Chicago’s 1965 sculpture Rainbow Pickett was included in the legendary Primary Structures show at the Jewish Museum in New York in 1966, but the structure of the art world at the time made it difficult for a young woman to enter the art discourse. Partly in reaction to the challenge of getting her work to be taken seriously, she began her Feminist art project which changed the course of contemporary art. The impact of this project, and her immensely influential work, The Dinner Party, 1974-79, had the effect of partially eclipsing her earlier work.
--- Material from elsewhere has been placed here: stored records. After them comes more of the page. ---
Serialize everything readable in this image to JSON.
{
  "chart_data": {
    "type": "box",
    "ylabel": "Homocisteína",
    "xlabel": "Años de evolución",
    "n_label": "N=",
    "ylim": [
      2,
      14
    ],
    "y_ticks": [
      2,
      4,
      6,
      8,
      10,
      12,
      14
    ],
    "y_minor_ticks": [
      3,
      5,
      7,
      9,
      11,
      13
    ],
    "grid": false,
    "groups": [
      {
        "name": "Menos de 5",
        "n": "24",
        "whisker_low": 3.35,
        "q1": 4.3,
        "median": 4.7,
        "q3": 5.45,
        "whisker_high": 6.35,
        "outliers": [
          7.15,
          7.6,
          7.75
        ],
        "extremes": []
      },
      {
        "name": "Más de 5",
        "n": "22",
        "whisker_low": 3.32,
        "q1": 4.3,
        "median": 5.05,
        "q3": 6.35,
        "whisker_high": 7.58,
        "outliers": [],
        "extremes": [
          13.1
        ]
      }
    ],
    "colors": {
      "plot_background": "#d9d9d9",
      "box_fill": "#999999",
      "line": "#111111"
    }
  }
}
When several of her Los Angeles works were included in the Getty Foundation’s Pacific Standard Time exhibition program in 2011-12, it was a revelation. Since then, her Los Angeles and Fresno works have been shown at museums in Brooklyn, Nice, Chicago, and Miami, but the presentation at Jeffrey Deitch, Los Angeles will be the first time that the full body of work from this period will be presented. In addition to her Lifesavers and Fan paintings and major sculptures including Rainbow Pickett, Trinity, and participatory works like 10 Part Cylinders, the exhibition will include a reinvisioning of the installation Feather Room, 1965, created in collaboration with Lloyd Hamrol and the late Eric Orr.

Judy Chicago (b. 1939, Chicago) is an artist, author of fourteen books, educator, and humanist whose work and life are models for an enlarged definition of art, an expanded role for the artist, and women’s rights to freedom of expression.

This exhibition produced in partnership with Salon 94, NY.